Perhaps 700,000 fled the fighting in search of safety, or were driven from 
their homes as the Israeli army conquered, '600,000' were displaced according 
to the British Foreign Office estimate at the time.  In addition, from 1948 to 
1950, hundreds of thousands of Jews also left, or were driven by expropriation 
and attack from their homes in Egypt, Iraq -- where 118,000 of the total Iraqi 
population of 4.5 million were Jews -- Lebanon, the Maghreb, Syria and 
elsewhere in the Arab world, in August 2004, the Libyan leader offered 
compensation of their losses.



  "The fate of the Arabs in conflict which lasted until the uneasy truce in 
1949 was a many-sided matter.  So, too was the multiple invasion of Israel -- 
which at the time had an army of only 30,000 -- by neighbouring Arab nations.  
Nevertheless, a simplified history of complexity, war, fear, crime and flight 
as reduced the events, for many, to the victimization of Arab by Jew.  
Contrariwise, and with related simplification of the truth, it has been 
asserted by a Jewish historian that 'had the Palestinians and the Arabs 
refrained from launching a war to destroy the emerging Jewish state, there 
would have been no refugees and none would exist today'."

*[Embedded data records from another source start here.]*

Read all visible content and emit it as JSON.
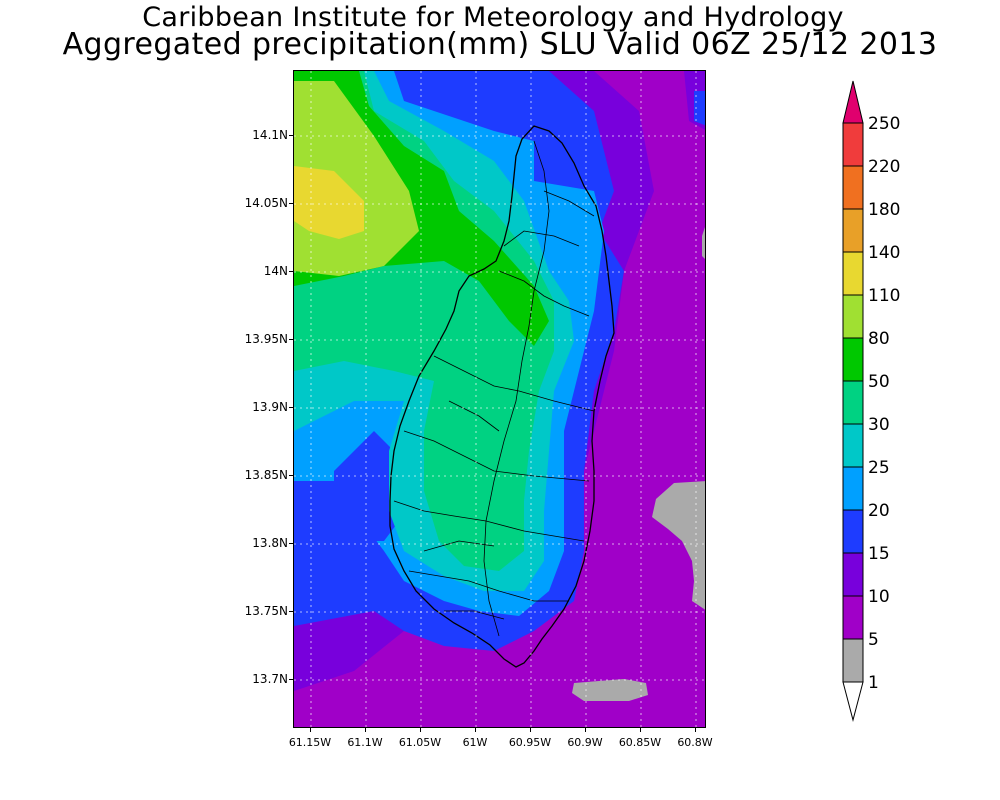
{
  "header": {
    "title_line1": "Caribbean Institute for Meteorology and Hydrology",
    "title_line2": "Aggregated precipitation(mm) SLU Valid 06Z 25/12 2013"
  },
  "map": {
    "lat_labels": [
      "14.1N",
      "14.05N",
      "14N",
      "13.95N",
      "13.9N",
      "13.85N",
      "13.8N",
      "13.75N",
      "13.7N"
    ],
    "lon_labels": [
      "61.15W",
      "61.1W",
      "61.05W",
      "61W",
      "60.95W",
      "60.9W",
      "60.85W",
      "60.8W"
    ]
  },
  "colorbar": {
    "labels": [
      "250",
      "220",
      "180",
      "140",
      "110",
      "80",
      "50",
      "30",
      "25",
      "20",
      "15",
      "10",
      "5",
      "1"
    ],
    "colors": {
      "c200": "#e0006e",
      "c220": "#f03c3c",
      "c180": "#f07020",
      "c140": "#e8a028",
      "c110": "#e8d830",
      "c80": "#a0e032",
      "c50": "#00c800",
      "c30": "#00d282",
      "c25": "#00c8c8",
      "c20": "#00a0ff",
      "c15": "#1e3cff",
      "c10": "#7800dc",
      "c5": "#a000c8",
      "c1": "#aaaaaa",
      "c0": "#ffffff"
    }
  }
}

  Comment:  With such a small army, only 30,000, fighting the armies of Iraq, 
Transjordan, Lebanon and Syria, supplemented by Palestinians, who wished to 
drive the Jews out of the land, it would be too much to expect that the 
Israelis would fight according to Marquis of Queensbury rules.  They were 
desperately fighting for their survival, and while no one can know for certain 
at this late date how many Palestinians were driven out of battle zones, 
Selbourne tells us of the large numbers who fled in advance of the war.  Could 
they see the war coming?  I don't see why not.  Surely Iraq, Transjordan, 
Lebanon and Syria did some marshalling of troops that would have alerted the 
Palestinians to what was coming.  To stay could have meant becoming a victim as 
Irene suggests they all were, but to stay could also have meant joining the 
invading armies that had come to throw the Jews into the sea.